What are my big bucket paragraphs, what is my outline?
- Family concerns
- Talk with family to know why they think what they think, rather than just push my own perspective. Emphasize seeking first to understand.
- Cultural concerns? How can i be sensitive to these?
- Medical/psych concern I don't know about?
- Personal anecdote from scribe experience (i've seen how tough this conversation can be)
- After learning their perspective I can better share my own, discuss consequences of telling versus not telling. Are family making informed decision as well?
- Talk with family to know why they think what they think, rather than just push my own perspective. Emphasize seeking first to understand.
- Patient autonomy
- Pt right to know. Is there a hospital or legal policy on this? I don't know I'm just a premed but if so I'd have to strongly consider that in my decision making
- Ask patient does she want to know? Let her decide to know findings or not based on discussion with family. Don't force her to know if family is competent caregivers and she doesn't want to know.
- If she wants to know, get an interpreter
- (insert scribe or hospice experience on how hard it is for family to interpret difficult conversations, not to mention complicated medical terms)
- Ding! ~2 minutes to review and create your outline as above
- Ding! Time to go in! I think you technically can wait if you need more time but that seems odd to me
- Knock before entering the room (like a physician would )
- Shake hands, introduce yourself by name, ask if you can sit down.
- Review the prompt
- For example:
- "So, I understood the prompt to be asking for a challenging life experience and how I dealt with it?"
- For example:
- Review your outline
- "I see two primary issues to consider when thinking about this scenario, one being the concerns of the family, the other being the health and autonomy of the patient. With respect to the patient's family..."
- Just a quick, here are the two/three buckets I'm gonna go through
- Walk through your outline
- Summarize your outline
- That is how I would go about thinking how to address both family concerns, and issues of the patient's autonomy and wellfare.
- This is an "I'm finished" statement.
- Answer any follow up they have, if they have none, sit quietly. They need to fill out your eval form before the next applicant.
- Ding! time to leave, thank them for their time.
I learned the information I just gave you above. I looked up the school and their essential characteristics, in addition to the types of scenarios I could see.

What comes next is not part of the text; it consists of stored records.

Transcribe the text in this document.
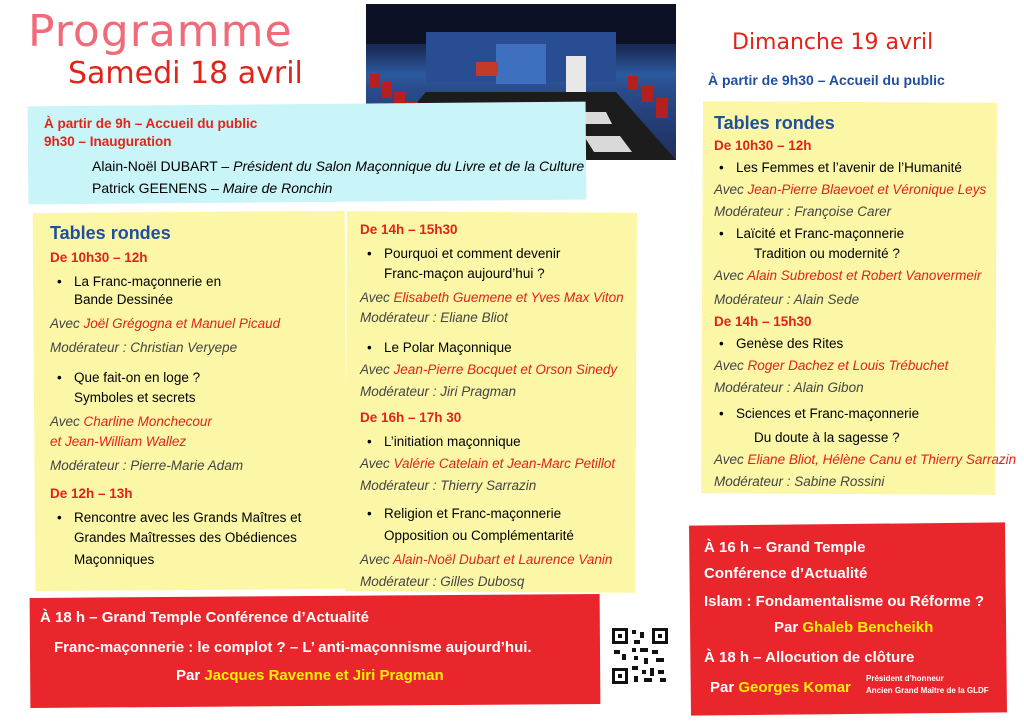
Programme
Samedi 18 avril
Dimanche 19 avril
À partir de 9h30 – Accueil du public
À partir de 9h – Accueil du public
9h30 – Inauguration
Alain-Noël DUBART – Président du Salon Maçonnique du Livre et de la Culture
Patrick GEENENS – Maire de Ronchin
Tables rondes
De 10h30 – 12h
• La Franc-maçonnerie en
Bande Dessinée
Avec Joël Grégogna et Manuel Picaud
Modérateur : Christian Veryepe
• Que fait-on en loge ?
Symboles et secrets
Avec Charline Monchecour
et Jean-William Wallez
Modérateur : Pierre-Marie Adam
De 12h – 13h
• Rencontre avec les Grands Maîtres et
Grandes Maîtresses des Obédiences
Maçonniques
De 14h – 15h30
• Pourquoi et comment devenir
Franc-maçon aujourd’hui ?
Avec Elisabeth Guemene et Yves Max Viton
Modérateur : Eliane Bliot
• Le Polar Maçonnique
Avec Jean-Pierre Bocquet et Orson Sinedy
Modérateur : Jiri Pragman
De 16h – 17h 30
• L’initiation maçonnique
Avec Valérie Catelain et Jean-Marc Petillot
Modérateur : Thierry Sarrazin
• Religion et Franc-maçonnerie
Opposition ou Complémentarité
Avec Alain-Noël Dubart et Laurence Vanin
Modérateur : Gilles Dubosq
À 18 h – Grand Temple Conférence d’Actualité
Franc-maçonnerie : le complot ? – L’ anti-maçonnisme aujourd’hui.
Par Jacques Ravenne et Jiri Pragman
Tables rondes
De 10h30 – 12h
• Les Femmes et l’avenir de l’Humanité
Avec Jean-Pierre Blaevoet et Véronique Leys
Modérateur : Françoise Carer
• Laïcité et Franc-maçonnerie
Tradition ou modernité ?
Avec Alain Subrebost et Robert Vanovermeir
Modérateur : Alain Sede
De 14h – 15h30
• Genèse des Rites
Avec Roger Dachez et Louis Trébuchet
Modérateur : Alain Gibon
• Sciences et Franc-maçonnerie
Du doute à la sagesse ?
Avec Eliane Bliot, Hélène Canu et Thierry Sarrazin
Modérateur : Sabine Rossini
À 16 h – Grand Temple
Conférence d’Actualité
Islam : Fondamentalisme ou Réforme ?
Par Ghaleb Bencheikh
À 18 h – Allocution de clôture
Par Georges Komar
Président d’honneur
Ancien Grand Maître de la GLDF
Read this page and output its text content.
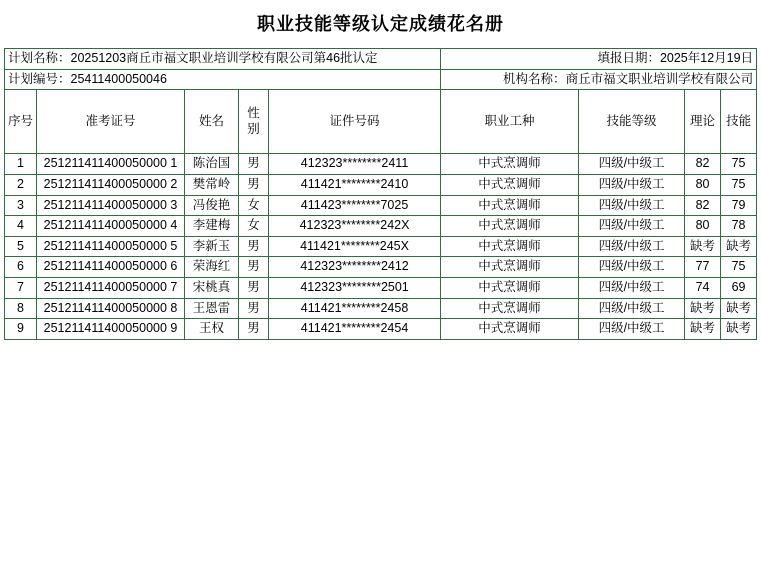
职业技能等级认定成绩花名册
计划名称：20251203商丘市福文职业培训学校有限公司第46批认定					填报日期：2025年12月19日			
计划编号：25411400050046					机构名称：商丘市福文职业培训学校有限公司			
序号	准考证号	姓名	性别	证件号码	职业工种	技能等级	理论	技能
1	251211411400050000 1	陈治国	男	412323********2411	中式烹调师	四级/中级工	82	75
2	251211411400050000 2	樊常岭	男	411421********2410	中式烹调师	四级/中级工	80	75
3	251211411400050000 3	冯俊艳	女	411423********7025	中式烹调师	四级/中级工	82	79
4	251211411400050000 4	李建梅	女	412323********242X	中式烹调师	四级/中级工	80	78
5	251211411400050000 5	李新玉	男	411421********245X	中式烹调师	四级/中级工	缺考	缺考
6	251211411400050000 6	荣海红	男	412323********2412	中式烹调师	四级/中级工	77	75
7	251211411400050000 7	宋桃真	男	412323********2501	中式烹调师	四级/中级工	74	69
8	251211411400050000 8	王恩雷	男	411421********2458	中式烹调师	四级/中级工	缺考	缺考
9	251211411400050000 9	王权	男	411421********2454	中式烹调师	四级/中级工	缺考	缺考
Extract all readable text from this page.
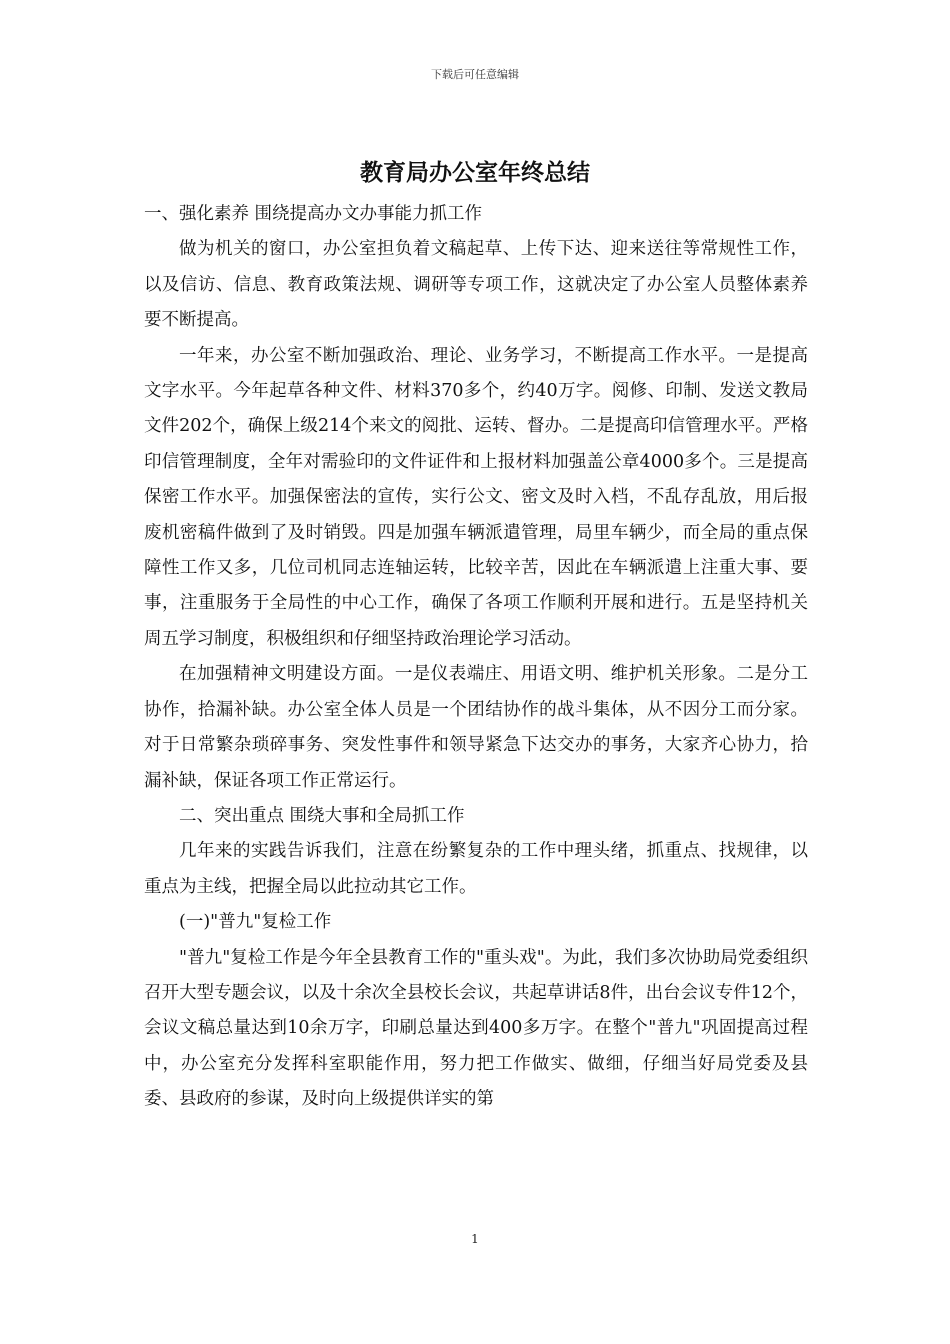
下载后可任意编辑
教育局办公室年终总结

一、强化素养 围绕提高办文办事能力抓工作

做为机关的窗口，办公室担负着文稿起草、上传下达、迎来送往等常规性工作，以及信访、信息、教育政策法规、调研等专项工作，这就决定了办公室人员整体素养要不断提高。

一年来，办公室不断加强政治、理论、业务学习，不断提高工作水平。一是提高文字水平。今年起草各种文件、材料370多个，约40万字。阅修、印制、发送文教局文件202个，确保上级214个来文的阅批、运转、督办。二是提高印信管理水平。严格印信管理制度，全年对需验印的文件证件和上报材料加强盖公章4000多个。三是提高保密工作水平。加强保密法的宣传，实行公文、密文及时入档，不乱存乱放，用后报废机密稿件做到了及时销毁。四是加强车辆派遣管理，局里车辆少，而全局的重点保障性工作又多，几位司机同志连轴运转，比较辛苦，因此在车辆派遣上注重大事、要事，注重服务于全局性的中心工作，确保了各项工作顺利开展和进行。五是坚持机关周五学习制度，积极组织和仔细坚持政治理论学习活动。

在加强精神文明建设方面。一是仪表端庄、用语文明、维护机关形象。二是分工协作，拾漏补缺。办公室全体人员是一个团结协作的战斗集体，从不因分工而分家。对于日常繁杂琐碎事务、突发性事件和领导紧急下达交办的事务，大家齐心协力，拾漏补缺，保证各项工作正常运行。

二、突出重点 围绕大事和全局抓工作

几年来的实践告诉我们，注意在纷繁复杂的工作中理头绪，抓重点、找规律，以重点为主线，把握全局以此拉动其它工作。

(一)"普九"复检工作

"普九"复检工作是今年全县教育工作的"重头戏"。为此，我们多次协助局党委组织召开大型专题会议，以及十余次全县校长会议，共起草讲话8件，出台会议专件12个，会议文稿总量达到10余万字，印刷总量达到400多万字。在整个"普九"巩固提高过程中，办公室充分发挥科室职能作用，努力把工作做实、做细，仔细当好局党委及县委、县政府的参谋，及时向上级提供详实的第

1
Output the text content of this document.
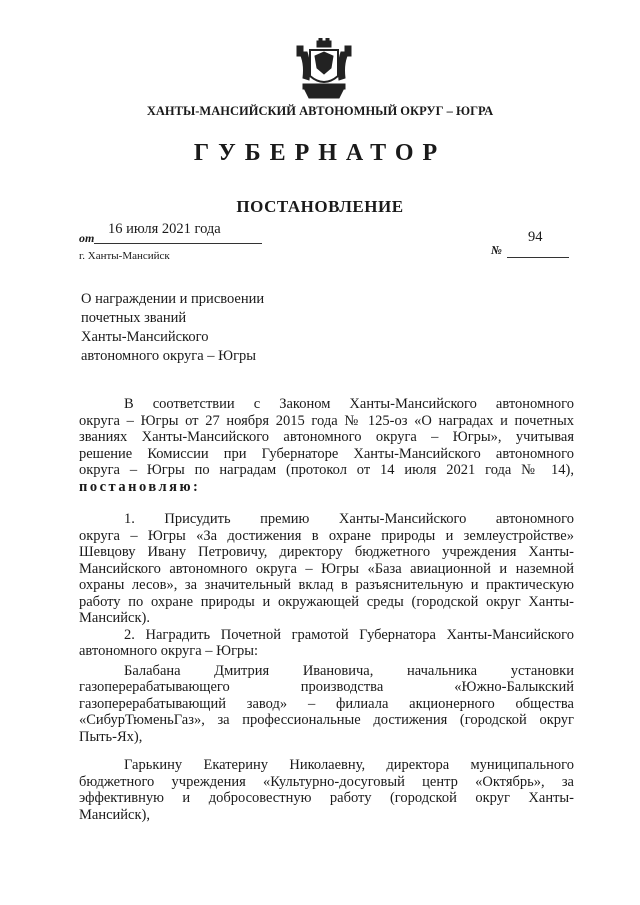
ХАНТЫ-МАНСИЙСКИЙ АВТОНОМНЫЙ ОКРУГ – ЮГРА
ГУБЕРНАТОР
ПОСТАНОВЛЕНИЕ
от
16 июля 2021 года
№
94
г. Ханты-Мансийск
О награждении и присвоении
почетных званий
Ханты-Мансийского
автономного округа – Югры
В соответствии с Законом Ханты-Мансийского автономного
округа – Югры от 27 ноября 2015 года № 125-оз «О наградах и почетных
званиях Ханты-Мансийского автономного округа – Югры», учитывая
решение Комиссии при Губернаторе Ханты-Мансийского автономного
округа – Югры по наградам (протокол от 14 июля 2021 года № 14),
постановляю:
1. Присудить премию Ханты-Мансийского автономного
округа – Югры «За достижения в охране природы и землеустройстве»
Шевцову Ивану Петровичу, директору бюджетного учреждения Ханты-
Мансийского автономного округа – Югры «База авиационной и наземной
охраны лесов», за значительный вклад в разъяснительную и практическую
работу по охране природы и окружающей среды (городской округ Ханты-
Мансийск).
2. Наградить Почетной грамотой Губернатора Ханты-Мансийского
автономного округа – Югры:
Балабана Дмитрия Ивановича, начальника установки
газоперерабатывающего производства «Южно-Балыкский
газоперерабатывающий завод» – филиала акционерного общества
«СибурТюменьГаз», за профессиональные достижения (городской округ
Пыть-Ях),
Гарькину Екатерину Николаевну, директора муниципального
бюджетного учреждения «Культурно-досуговый центр «Октябрь», за
эффективную и добросовестную работу (городской округ Ханты-
Мансийск),
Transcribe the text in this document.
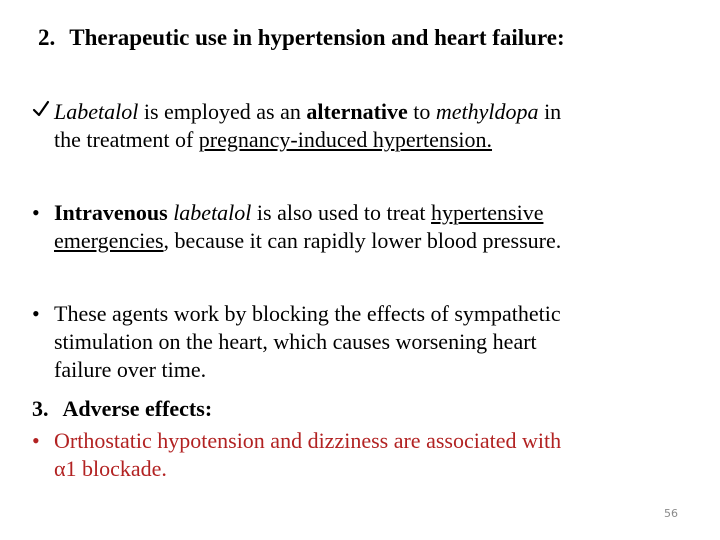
2. Therapeutic use in hypertension and heart failure:
Labetalol is employed as an alternative to methyldopa in
the treatment of pregnancy-induced hypertension.
• Intravenous labetalol is also used to treat hypertensive
emergencies, because it can rapidly lower blood pressure.
• These agents work by blocking the effects of sympathetic
stimulation on the heart, which causes worsening heart
failure over time.
3. Adverse effects:
• Orthostatic hypotension and dizziness are associated with
α1 blockade.
56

I took my AMCAS resume and went through all my experiences, writing down all the characteristics each could show. This allowed me to quickly plug and play my experiences into my outline above without much thought, as I had just reviewed where each "puzzle piece" could fit. Practice talking for 1-2 minutes about each experience and how they show the characteristics I linked to them.
Come up with standard stories to use for common interview questions.
I hope you find this information useful, it's helped myself and some I've worked with to have success on their recent MMIs. Use it in combination with Puggs idea of how to approach ethical situations, as I think I do that without really thinking through it as a procedure.